In retrospect and having been witness to resiliency on the highest levels, the chaplain said everyone is susceptible to dysfunction due to stress and anxiety.

"I want people to know that no matter who you are, you can experience things you've never have before, and if you not willing to talk about it, then you have no options," he said, noting he has not hidden his struggle. "If you are willing to talk about it, it's amazing how you can bounce back."

Crisp having experienced so much humanity as a pastor, advisor, counselor and confidante has concluded the longest, darkest days can see light through sober thought and deliberation.

"A calm approach to every problem allows you to think through it, and find solutions," he said. "And taking it to another level, from my perspective, if you can reach deep and find faith you can apply in the circumstance, then you have an added measure of strength you normally wouldn't have."

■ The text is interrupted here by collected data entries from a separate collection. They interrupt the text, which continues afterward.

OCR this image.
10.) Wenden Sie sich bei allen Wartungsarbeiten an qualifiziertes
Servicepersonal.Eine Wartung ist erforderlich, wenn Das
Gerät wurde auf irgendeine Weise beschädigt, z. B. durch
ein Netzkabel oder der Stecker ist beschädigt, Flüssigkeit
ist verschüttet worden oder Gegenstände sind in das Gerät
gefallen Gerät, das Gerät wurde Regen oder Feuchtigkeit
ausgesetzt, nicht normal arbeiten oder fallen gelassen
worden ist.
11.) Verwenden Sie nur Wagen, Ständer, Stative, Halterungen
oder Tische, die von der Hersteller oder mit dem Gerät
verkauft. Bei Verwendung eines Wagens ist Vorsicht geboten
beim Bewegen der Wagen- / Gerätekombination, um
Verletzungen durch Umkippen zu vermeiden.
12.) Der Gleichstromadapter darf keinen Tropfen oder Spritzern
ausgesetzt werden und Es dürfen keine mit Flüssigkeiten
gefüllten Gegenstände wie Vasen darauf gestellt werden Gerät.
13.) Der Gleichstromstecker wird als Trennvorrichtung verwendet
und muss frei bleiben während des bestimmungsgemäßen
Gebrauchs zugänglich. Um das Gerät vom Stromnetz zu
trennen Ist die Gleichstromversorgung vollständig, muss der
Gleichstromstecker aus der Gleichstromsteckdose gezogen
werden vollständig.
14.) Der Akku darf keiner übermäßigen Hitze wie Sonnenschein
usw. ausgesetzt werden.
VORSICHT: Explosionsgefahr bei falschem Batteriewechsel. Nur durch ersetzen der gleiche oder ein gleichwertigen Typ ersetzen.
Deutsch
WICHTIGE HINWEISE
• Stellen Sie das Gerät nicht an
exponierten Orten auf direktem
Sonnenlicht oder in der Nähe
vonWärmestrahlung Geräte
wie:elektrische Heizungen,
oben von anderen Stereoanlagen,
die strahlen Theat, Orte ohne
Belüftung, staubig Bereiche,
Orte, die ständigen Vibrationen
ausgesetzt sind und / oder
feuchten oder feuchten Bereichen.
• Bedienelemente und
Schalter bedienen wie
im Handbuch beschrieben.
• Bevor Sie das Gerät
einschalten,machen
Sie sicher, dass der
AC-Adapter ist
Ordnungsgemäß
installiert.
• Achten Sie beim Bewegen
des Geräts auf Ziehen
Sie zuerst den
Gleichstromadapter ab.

Yes, said the chaplain, military members need faith, given the potential for hardship and struggle.

"The Bible tells stories of great people who went through very hard times," said Crisp, "and their faith, while it didn't protect them from hard times necessarily, it gave them the foundation in which to prepare their responses to hardship. I believe this is where faith has its greatest value to the individual, especially to the Soldier."

Crisp and Janet will retire to the Asheville, N.C., area, where he said he has plans to volunteer at the Veterans Affairs hospital there and continue to serve Soldiers and veterans.